WAS IST DER HISTORISCHE MATERIALISMUS?
von Hermann Gorter
Für jeden, der das gesellschaftliche Leben um sich herum beobachtet, ist es klar, daß die Mitglieder der Gesellschaft in bestimmten Verhältnissen zueinander leben. Gesellschaftlich sind sie zu einander nicht gleich, sondern sie stehen auf höherer und niederer Stufe und in Gruppen und Klassen einander gegenüber. Der oberflächliche Zuschauer könnte meinen, daß diese Verhältnisse nur Eigentumsverhältnisse seien: die einen besitzen Grund und Boden, die anderen Fabriken oder Produktionsmittel oder zum Verkauf bestimmte Waren, andere besitzen nichts. Der oberflächliche Zuschauer könnte auch meinen, daß der Unterschied hauptsächlich ein politischer sei; einige Gruppen verfügen über die Staatsgewalt, andere haben darauf keinen oder fast keinen Einfluß. Wer aber tiefer blickt, bemerkt, daß hinter den Eigentums- und politischen Verhältnissen Produktionsverhältnisse stecken, das heißt, Verhältnisse, worin die Menschen zueinander stehen beim Produzieren dessen, was die Gesellschaft braucht.
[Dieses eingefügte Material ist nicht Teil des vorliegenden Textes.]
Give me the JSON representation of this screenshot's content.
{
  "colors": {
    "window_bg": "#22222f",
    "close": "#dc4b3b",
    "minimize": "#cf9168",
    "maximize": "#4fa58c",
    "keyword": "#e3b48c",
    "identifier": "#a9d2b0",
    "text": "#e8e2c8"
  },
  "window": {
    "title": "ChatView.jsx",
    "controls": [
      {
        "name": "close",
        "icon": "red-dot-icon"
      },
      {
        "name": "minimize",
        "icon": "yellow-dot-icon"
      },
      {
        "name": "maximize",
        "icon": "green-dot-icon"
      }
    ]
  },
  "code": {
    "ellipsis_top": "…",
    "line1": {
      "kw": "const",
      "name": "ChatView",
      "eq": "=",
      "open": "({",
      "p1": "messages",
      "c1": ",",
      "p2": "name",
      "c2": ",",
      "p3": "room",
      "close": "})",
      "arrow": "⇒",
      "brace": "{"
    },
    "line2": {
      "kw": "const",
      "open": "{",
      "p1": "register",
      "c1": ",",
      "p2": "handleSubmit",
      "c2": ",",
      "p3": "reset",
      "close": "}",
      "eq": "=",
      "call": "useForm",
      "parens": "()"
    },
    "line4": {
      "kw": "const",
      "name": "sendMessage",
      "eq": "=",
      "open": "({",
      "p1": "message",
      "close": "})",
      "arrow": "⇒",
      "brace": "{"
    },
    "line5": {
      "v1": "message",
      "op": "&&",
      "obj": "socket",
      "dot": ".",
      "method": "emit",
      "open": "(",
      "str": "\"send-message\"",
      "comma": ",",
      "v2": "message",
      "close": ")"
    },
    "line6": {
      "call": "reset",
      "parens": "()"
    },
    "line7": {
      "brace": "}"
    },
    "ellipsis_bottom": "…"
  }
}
Arbeiter, Unternehmer, Reeder, Rentiers, Großgrundbesitzer, Pächter, Großhändler und Krämer, sie sind es, was sie sind, durch den Platz, den sie im Produktionsprozeß, in der Bearbeitung und der Zirkulation der Produkte einnehmen. Dieser Unterschied ist noch tiefer als der, daß der eine Geld hat oder der andere keins. Die Verarbeitung der Naturschätze ist ja die Grundlage der Gesellschaft. Wir stehen zueinander in Arbeits-, in Produktionsverhältnissen.
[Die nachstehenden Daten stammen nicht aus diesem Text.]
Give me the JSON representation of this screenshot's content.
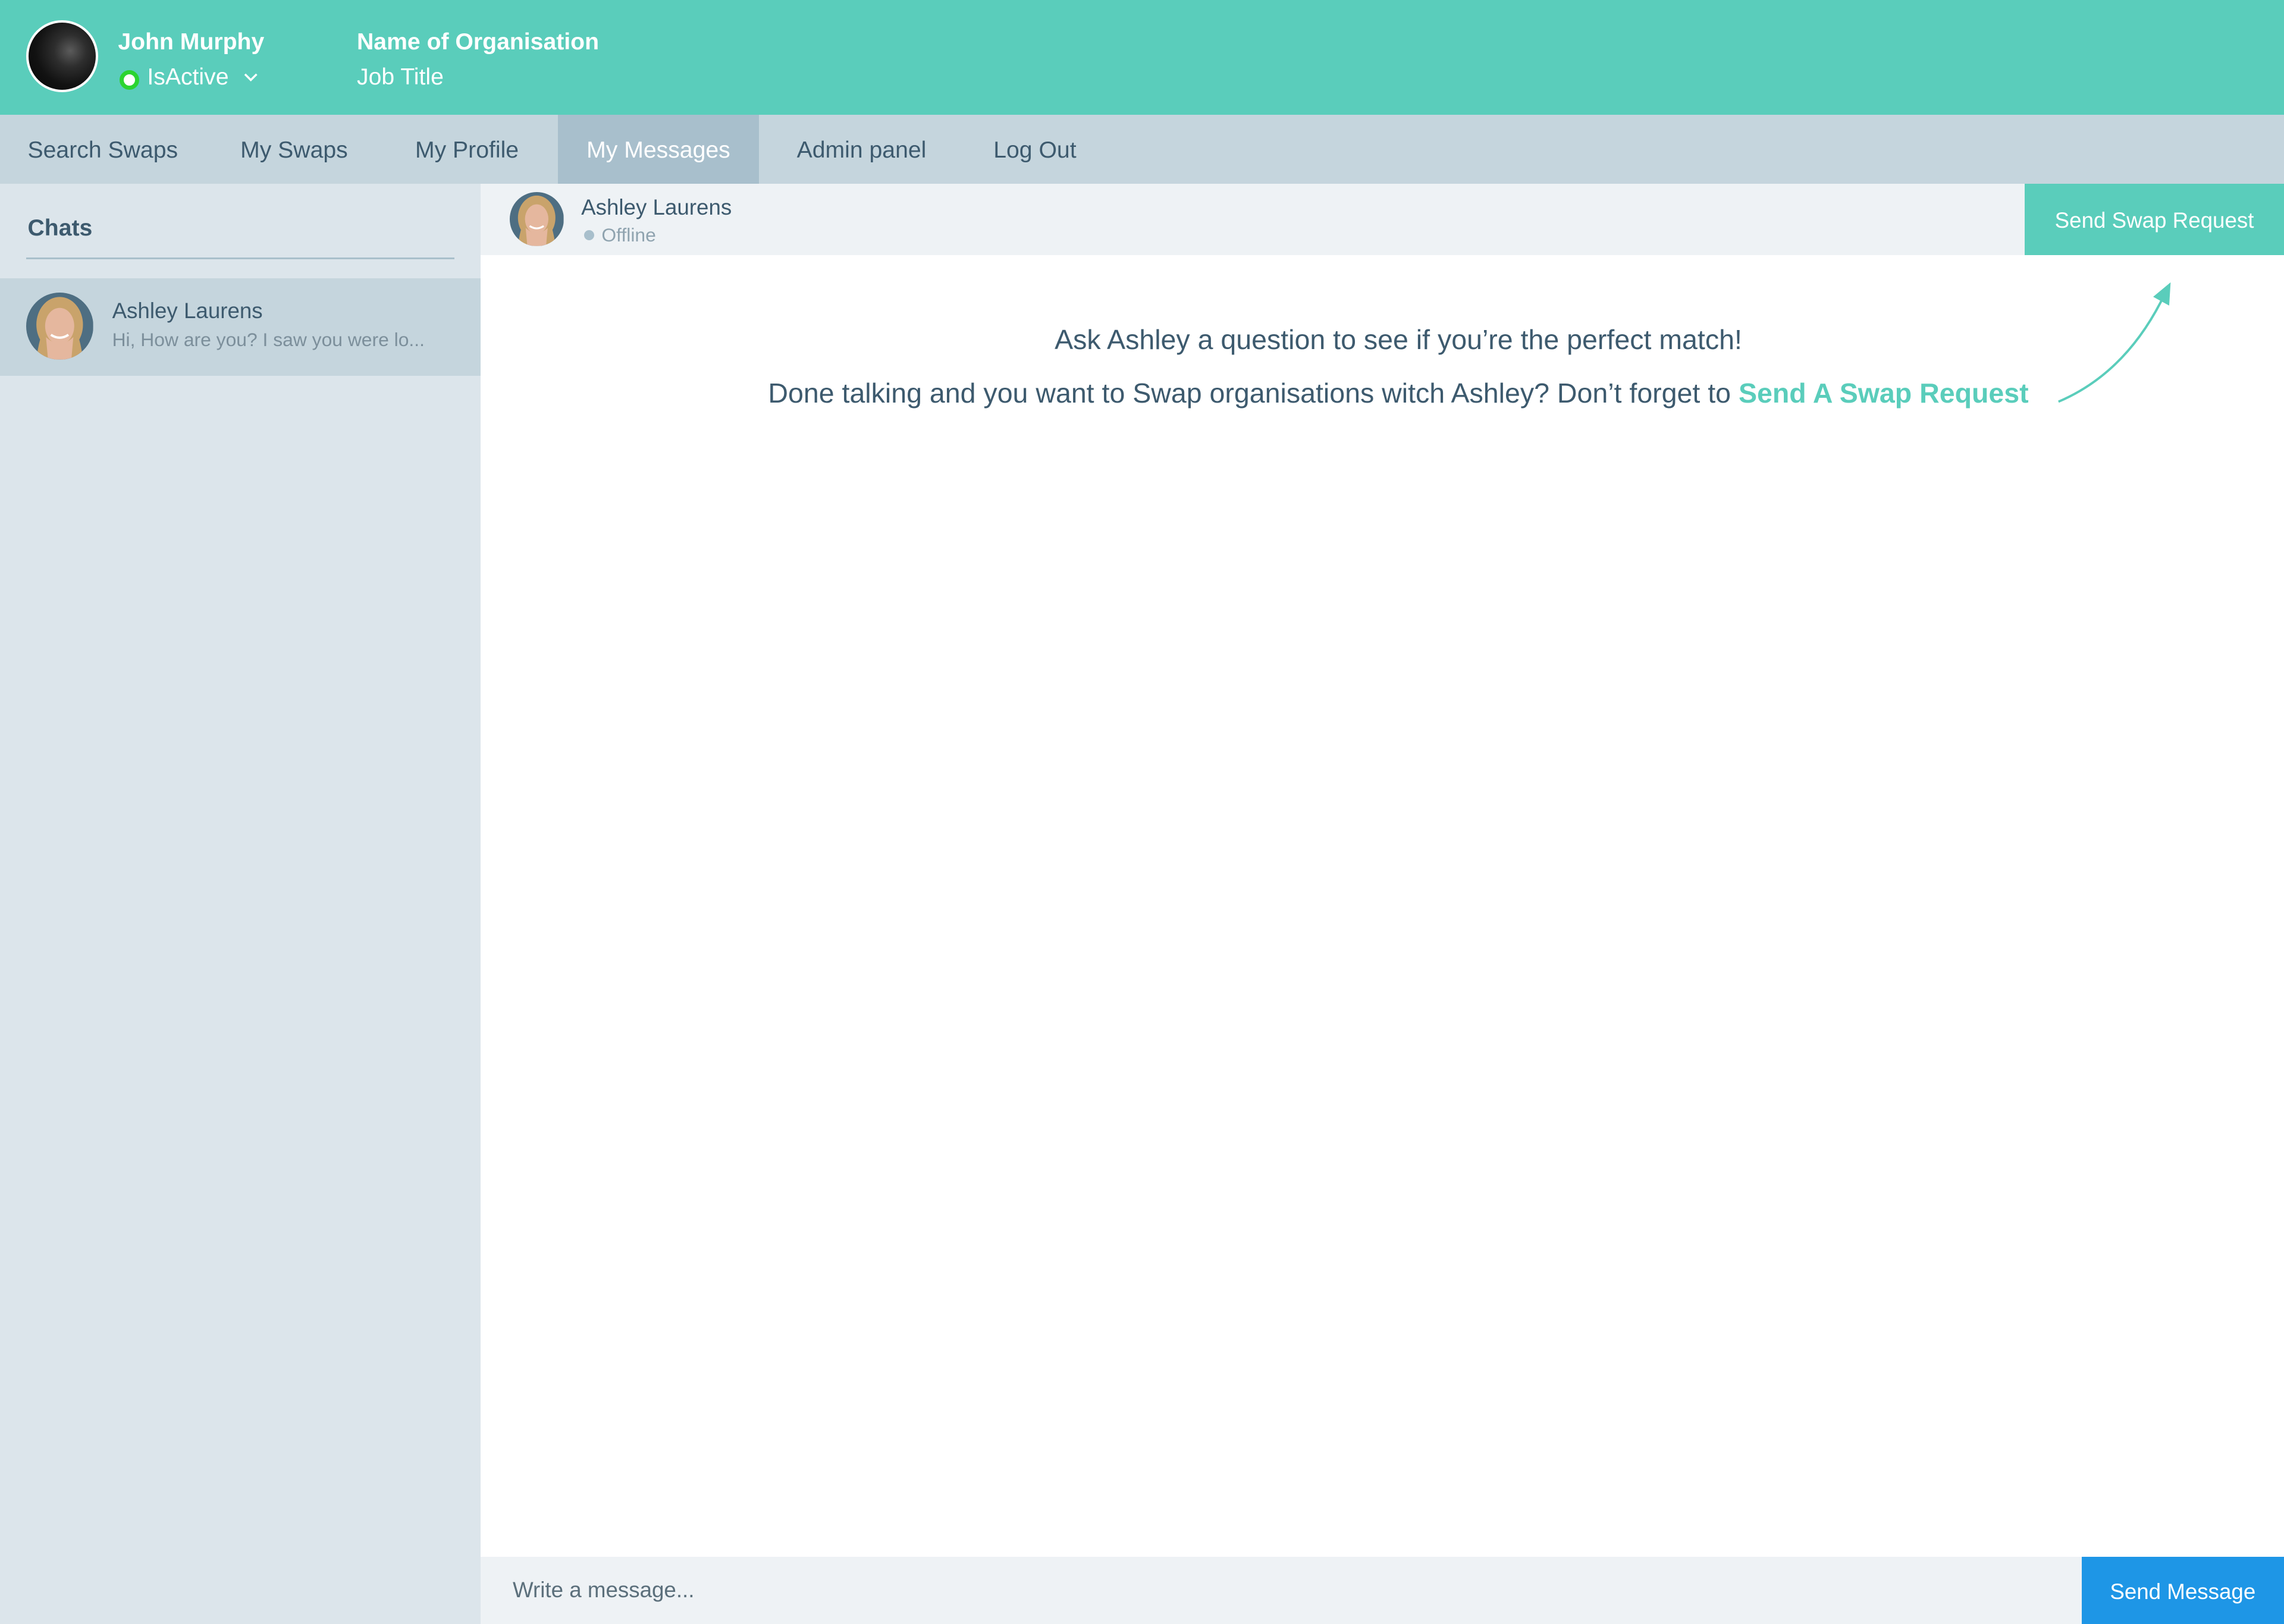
{
  "user": {
    "name": "John Murphy",
    "status": "IsActive",
    "organisation": "Name of Organisation",
    "job_title": "Job Title"
  },
  "nav": {
    "items": [
      {
        "label": "Search Swaps",
        "active": false
      },
      {
        "label": "My Swaps",
        "active": false
      },
      {
        "label": "My Profile",
        "active": false
      },
      {
        "label": "My Messages",
        "active": true
      },
      {
        "label": "Admin panel",
        "active": false
      },
      {
        "label": "Log Out",
        "active": false
      }
    ]
  },
  "sidebar": {
    "title": "Chats",
    "chats": [
      {
        "name": "Ashley Laurens",
        "preview": "Hi, How are you? I saw you were lo..."
      }
    ]
  },
  "conversation": {
    "name": "Ashley Laurens",
    "status": "Offline",
    "swap_button": "Send Swap Request",
    "hint_line1": "Ask Ashley a question to see if you’re the perfect match!",
    "hint_line2": "Done talking and you want to Swap organisations witch Ashley? Don’t forget to",
    "hint_link": "Send A Swap Request"
  },
  "composer": {
    "placeholder": "Write a message...",
    "send_label": "Send Message"
  },
  "colors": {
    "brand": "#5acdbb",
    "nav_bg": "#c5d5dd",
    "nav_active": "#a8bfcc",
    "sidebar_bg": "#dce5eb",
    "text": "#3d5a6e",
    "send_button": "#1e96e6",
    "online": "#2bd430"
  }
}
Worauf stützen sich nun diese Arbeitsverhältnisse? Schweben die Menschen als Kapitalisten und Arbeiter, Großgrundbesitzer, Pächter und Tagelöhner, und wie all die anderen Arten von Mitgliedern der Gesellschaft sonst noch heißen mögen, nur so in der Luft? Nein, sie stützen sich auf die Technik, auf die Werkzeuge, womit sie in der Erde, in der Natur arbeiten. Die Industriellen und die Proletarier stützen sich auf die Maschine, sind von der Maschine abhängig. Wenn es keine Maschinen gäbe, so gäbe es auch keine Industriellen und keine Proletarier, jedenfalls nicht solche, wie jetzt. Der einfache Webstuhl erzeugte die Arbeit im Hause durch die eigene Familie, der zugesetzte hölzerne Webstuhl erzeugte eine Gesellschaft mit kleinen Meistern und Gesellen, die große durch Dampf oder Elektrizität getriebene eiserne Webmaschine eine Gesellschaft mit Großindustriellen, Aktionären, Direktoren, Bankiers und Lohnarbeitern. Die Produktionsverhältnisse schweben nicht wie Rauch - oder Dunststreifen in der Luft, sie bilden feste Rahmen, worin die Menschen gefaßt sind. Der Produktionsprozeß ist ein materieller Prozeß, die Werkzeuge sind wie die Eck- und Stützpunkte der Rahmen, worin wir stehen.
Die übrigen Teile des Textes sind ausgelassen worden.